The case went to both the Court of Appeal (where the decision was three to zero against Campbell) and the House of Lords (where it was three to two in her favour), meaning that of the highest judges in the country, five were against her and three in favour – or something like that (the Mirror says five in favour and four against, but I think they got their arithmetic wrong).

The editor of the Daily Mirror said:

bq. This is a very good day for lying, drug-abusing prima donnas who want to have their cake with the media and the right to then shamelessly guzzle it with their Cristal champagne.

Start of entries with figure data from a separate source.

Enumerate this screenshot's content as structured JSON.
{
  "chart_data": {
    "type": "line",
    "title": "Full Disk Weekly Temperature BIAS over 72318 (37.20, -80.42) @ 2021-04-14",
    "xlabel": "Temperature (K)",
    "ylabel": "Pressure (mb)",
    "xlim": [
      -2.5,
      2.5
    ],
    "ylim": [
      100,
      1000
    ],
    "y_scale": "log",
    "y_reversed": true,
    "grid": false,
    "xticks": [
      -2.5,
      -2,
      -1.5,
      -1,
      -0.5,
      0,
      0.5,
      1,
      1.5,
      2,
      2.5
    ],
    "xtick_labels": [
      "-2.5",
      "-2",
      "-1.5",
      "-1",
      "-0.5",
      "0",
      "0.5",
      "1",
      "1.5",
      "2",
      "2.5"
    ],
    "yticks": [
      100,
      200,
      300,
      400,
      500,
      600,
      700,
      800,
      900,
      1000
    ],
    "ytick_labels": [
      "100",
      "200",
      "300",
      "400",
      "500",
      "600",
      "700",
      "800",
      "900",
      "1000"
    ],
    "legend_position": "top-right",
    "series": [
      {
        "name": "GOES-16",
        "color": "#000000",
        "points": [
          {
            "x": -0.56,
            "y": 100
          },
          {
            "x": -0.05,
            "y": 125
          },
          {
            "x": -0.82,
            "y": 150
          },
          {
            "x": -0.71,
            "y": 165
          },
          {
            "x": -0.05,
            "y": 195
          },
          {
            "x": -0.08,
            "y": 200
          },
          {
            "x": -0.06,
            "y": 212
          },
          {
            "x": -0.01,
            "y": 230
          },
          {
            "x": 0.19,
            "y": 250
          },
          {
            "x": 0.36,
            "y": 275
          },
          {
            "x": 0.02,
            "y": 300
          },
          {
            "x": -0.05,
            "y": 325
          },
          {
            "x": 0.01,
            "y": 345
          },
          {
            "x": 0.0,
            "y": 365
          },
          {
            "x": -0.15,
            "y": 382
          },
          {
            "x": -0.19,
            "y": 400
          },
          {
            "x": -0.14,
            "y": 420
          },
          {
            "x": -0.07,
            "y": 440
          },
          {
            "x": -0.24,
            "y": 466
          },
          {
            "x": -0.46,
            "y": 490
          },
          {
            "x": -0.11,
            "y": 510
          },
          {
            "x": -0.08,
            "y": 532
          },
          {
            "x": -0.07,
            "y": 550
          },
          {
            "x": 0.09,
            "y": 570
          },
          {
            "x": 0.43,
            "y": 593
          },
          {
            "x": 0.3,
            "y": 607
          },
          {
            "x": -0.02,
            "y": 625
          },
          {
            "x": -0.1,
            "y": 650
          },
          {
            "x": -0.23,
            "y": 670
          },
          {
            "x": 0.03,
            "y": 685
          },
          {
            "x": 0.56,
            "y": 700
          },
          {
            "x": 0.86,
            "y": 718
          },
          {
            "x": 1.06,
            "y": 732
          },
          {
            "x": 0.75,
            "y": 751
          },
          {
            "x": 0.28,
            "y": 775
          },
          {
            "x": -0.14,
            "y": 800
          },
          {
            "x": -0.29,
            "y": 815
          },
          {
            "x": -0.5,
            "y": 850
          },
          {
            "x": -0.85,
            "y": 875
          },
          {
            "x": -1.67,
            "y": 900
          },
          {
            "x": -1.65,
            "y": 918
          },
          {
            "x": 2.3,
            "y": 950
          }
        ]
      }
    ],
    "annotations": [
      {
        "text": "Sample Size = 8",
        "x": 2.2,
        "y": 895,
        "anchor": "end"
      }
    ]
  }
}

The court awarded Campbell £3,500 damages, which is not exorbitant. But of course, these cases are very expensive and so the costs of the Daily Mirror will be between £500,000 and £1 m.

bq. But The House of Lords judgment, which left the Daily Mirror facing a legal bill estimated at between £500,000 and £1m, was the latest twist in a legal saga with all the swagger and barely-concealed petulance of a Milan fashion show.

There’s a German article at Institut für Urheber- und Medienrecht. It looks good, but I find their reference to ‘Schadensersatz’ confusing. The damages hardly fall into the balance.

bq. Mit drei zu zwei Stimmen bestätigten die Richter das erstinstanzliche Urteil, wonach Naomi Campbell 5.200 Euro Schadensersatz zugesprochen worden waren. Die Entscheidung des Berufungsgerichts, nach der die Klägerin zur Zahlung der Gerichtskosten in Höhe von 520.000 Euro verpflichtet wurde, wurde zurückgenommen. Insgesamt muss das Boulevardblatt nun 1,5 Millionen Euro an Schadensersatz und Gerichtskosten zahlen.

2 thoughts on “House of Lords rules in favour of Naomi Campbell/Naomi Campbell erfolgreich beim House of Lords

  1. Daily Mail headline at p.17 Friday 7 May, 2004. ‘Naomi wins a privacy law for the rich’. I believe there are 2 Defamation Solicitors and 2 Defamation Barristers working for Associated Newspapers i.e. Daily Mail & London Evening Standard. This added rich-girl insult could not have gone un-noticed.

  2. I suppose insult is not actionable, is it? It doesn’t seem to me like a privacy law for the rich – you’d have to be in the public eye before most papers would want to write about your therapy. But of course I have no idea what the exact ratio was.